The Ogawa Lab investigates the molecular mechanisms underlying neuropsychiatric disorders, with a particular focus on the formation, organization, and maintenance of neuronal structures such as the axon initial segment (AIS) and axo-axonic synapses. The AIS is a specialized neuronal domain essential for action potential initiation and serves as the postsynaptic site for inhibitory inputs from Chandelier cells, a unique subclass of interneurons. Disruption of AIS structure or axo-axonic synapses has been strongly implicated in neuropsychiatric and neurological disorders, including autism spectrum disorders, schizophrenia, and bipolar disorder.
Our research integrates proteomics, adeno-associated viral (AAV) vectors, and CRISPR/Cas9-based genome editing to identify and functionally characterize proteins required for AIS organization and axo-axonic synapse assembly. Using differential and proximity-based proteomic approaches, we have discovered novel AIS-enriched and axo-axonic synapse-associated proteins, including Contactin-1 (Nature Communications) and Gephyrin (PNAS), and revealed their essential roles in synapse formation and neuronal circuit integrity.
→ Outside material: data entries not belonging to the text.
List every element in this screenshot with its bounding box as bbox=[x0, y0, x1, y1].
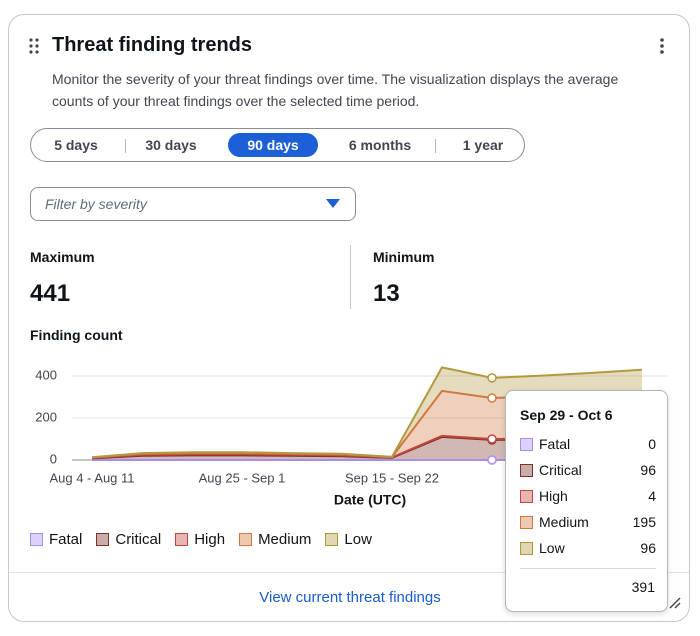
tooltip-swatch bbox=[520, 541, 533, 555]
separator bbox=[435, 139, 436, 153]
x-tick-label: Sep 15 - Sep 22 bbox=[345, 470, 439, 485]
legend-swatch bbox=[325, 533, 339, 546]
tooltip-name: Medium bbox=[539, 514, 589, 530]
time-range-option[interactable]: 90 days bbox=[228, 133, 318, 157]
tooltip-value: 0 bbox=[648, 436, 656, 452]
tooltip-row: Critical 96 bbox=[520, 460, 656, 480]
tooltip-row: High 4 bbox=[520, 486, 656, 506]
legend-item[interactable]: Critical bbox=[96, 531, 161, 548]
min-label: Minimum bbox=[373, 249, 435, 265]
legend-swatch bbox=[96, 533, 110, 546]
time-range-option[interactable]: 5 days bbox=[54, 137, 98, 153]
x-tick-label: Aug 4 - Aug 11 bbox=[49, 470, 134, 485]
tooltip-value: 195 bbox=[632, 514, 656, 530]
tooltip-swatch bbox=[520, 489, 533, 503]
min-value: 13 bbox=[373, 280, 400, 307]
tooltip-name: High bbox=[539, 488, 568, 504]
hover-marker bbox=[487, 455, 497, 465]
y-tick-label: 200 bbox=[35, 409, 57, 424]
separator bbox=[350, 245, 351, 309]
legend-item[interactable]: Medium bbox=[239, 531, 311, 548]
tooltip-name: Fatal bbox=[539, 436, 571, 452]
time-range-option[interactable]: 6 months bbox=[348, 137, 412, 153]
legend-label: Fatal bbox=[49, 531, 83, 548]
menu-button[interactable] bbox=[660, 38, 664, 54]
legend-item[interactable]: Fatal bbox=[30, 531, 82, 548]
tooltip-row: Medium 195 bbox=[520, 512, 656, 532]
legend-item[interactable]: Low bbox=[325, 531, 372, 548]
tooltip-swatch bbox=[520, 437, 533, 451]
legend-item[interactable]: High bbox=[175, 531, 225, 548]
max-value: 441 bbox=[30, 280, 71, 307]
time-range-option[interactable]: 1 year bbox=[462, 137, 504, 153]
tooltip-swatch bbox=[520, 463, 533, 477]
tooltip-total: 391 bbox=[631, 579, 655, 595]
legend-label: Medium bbox=[258, 531, 312, 548]
card bbox=[8, 14, 690, 622]
severity-filter[interactable]: Filter by severity bbox=[30, 187, 356, 221]
tooltip-divider bbox=[520, 568, 656, 569]
tooltip-title: Sep 29 - Oct 6 bbox=[520, 407, 613, 423]
footer-link[interactable]: View current threat findings bbox=[259, 589, 441, 606]
legend-swatch bbox=[175, 533, 189, 546]
dropdown-arrow bbox=[326, 199, 340, 208]
chart-title: Finding count bbox=[30, 327, 123, 343]
tooltip-row: Fatal 0 bbox=[520, 434, 656, 454]
tooltip-swatch bbox=[520, 515, 533, 529]
tooltip: Sep 29 - Oct 6 391 Fatal 0 Critical 96 High 4… bbox=[505, 390, 668, 612]
hover-marker bbox=[487, 434, 497, 444]
time-range-control: 5 days 30 days 90 days 6 months 1 year bbox=[30, 128, 525, 162]
filter-placeholder: Filter by severity bbox=[45, 196, 147, 212]
area bbox=[92, 436, 642, 460]
footer-divider bbox=[9, 572, 689, 573]
time-range-option[interactable]: 30 days bbox=[145, 137, 197, 153]
legend-swatch bbox=[239, 533, 253, 546]
tooltip-name: Critical bbox=[539, 462, 582, 478]
legend-label: Critical bbox=[115, 531, 162, 548]
area bbox=[92, 367, 642, 458]
hover-marker bbox=[487, 393, 497, 403]
legend-swatch bbox=[30, 533, 43, 546]
tooltip-value: 96 bbox=[640, 462, 656, 478]
tooltip-value: 4 bbox=[648, 488, 656, 504]
x-axis-title: Date (UTC) bbox=[334, 492, 406, 508]
area bbox=[92, 390, 642, 458]
legend: Fatal Critical High Medium Low bbox=[30, 531, 372, 548]
resize-handle[interactable] bbox=[669, 597, 681, 609]
y-tick-label: 0 bbox=[50, 451, 57, 466]
drag-handle[interactable] bbox=[29, 38, 39, 54]
separator bbox=[125, 139, 126, 153]
tooltip-row: Low 96 bbox=[520, 538, 656, 558]
x-tick-label: Aug 25 - Sep 1 bbox=[199, 470, 286, 485]
description: Monitor the severity of your threat find… bbox=[52, 71, 619, 109]
widget-title: Threat finding trends bbox=[52, 34, 252, 56]
legend-label: Low bbox=[344, 531, 372, 548]
hover-marker bbox=[487, 373, 497, 383]
tooltip-name: Low bbox=[539, 540, 565, 556]
area-line bbox=[91, 366, 643, 459]
y-tick-label: 400 bbox=[35, 367, 57, 382]
tooltip-value: 96 bbox=[640, 540, 656, 556]
max-label: Maximum bbox=[30, 249, 95, 265]
legend-label: High bbox=[194, 531, 226, 548]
To address those fundamental biological questions, the Ogawa Lab develops innovative experimental strategies that overcome long-standing technical barriers in neuroscience. To this end, we established the Hide-and-Seek genome editing system, which enables efficient, cell-type-specific manipulation of multiple genes in vivo without the need for complex breeding of transgenic mouse lines. This platform dramatically increases experimental throughput and allows systematic functional characterization of axo-axonic synapse-associated molecular mechanisms that were previously inaccessible.
Through these approaches, the Ogawa Lab aims to uncover general principles governing neuronal polarity, synapse assembly, and circuit stability, while providing broadly applicable tools for the neuroscience community.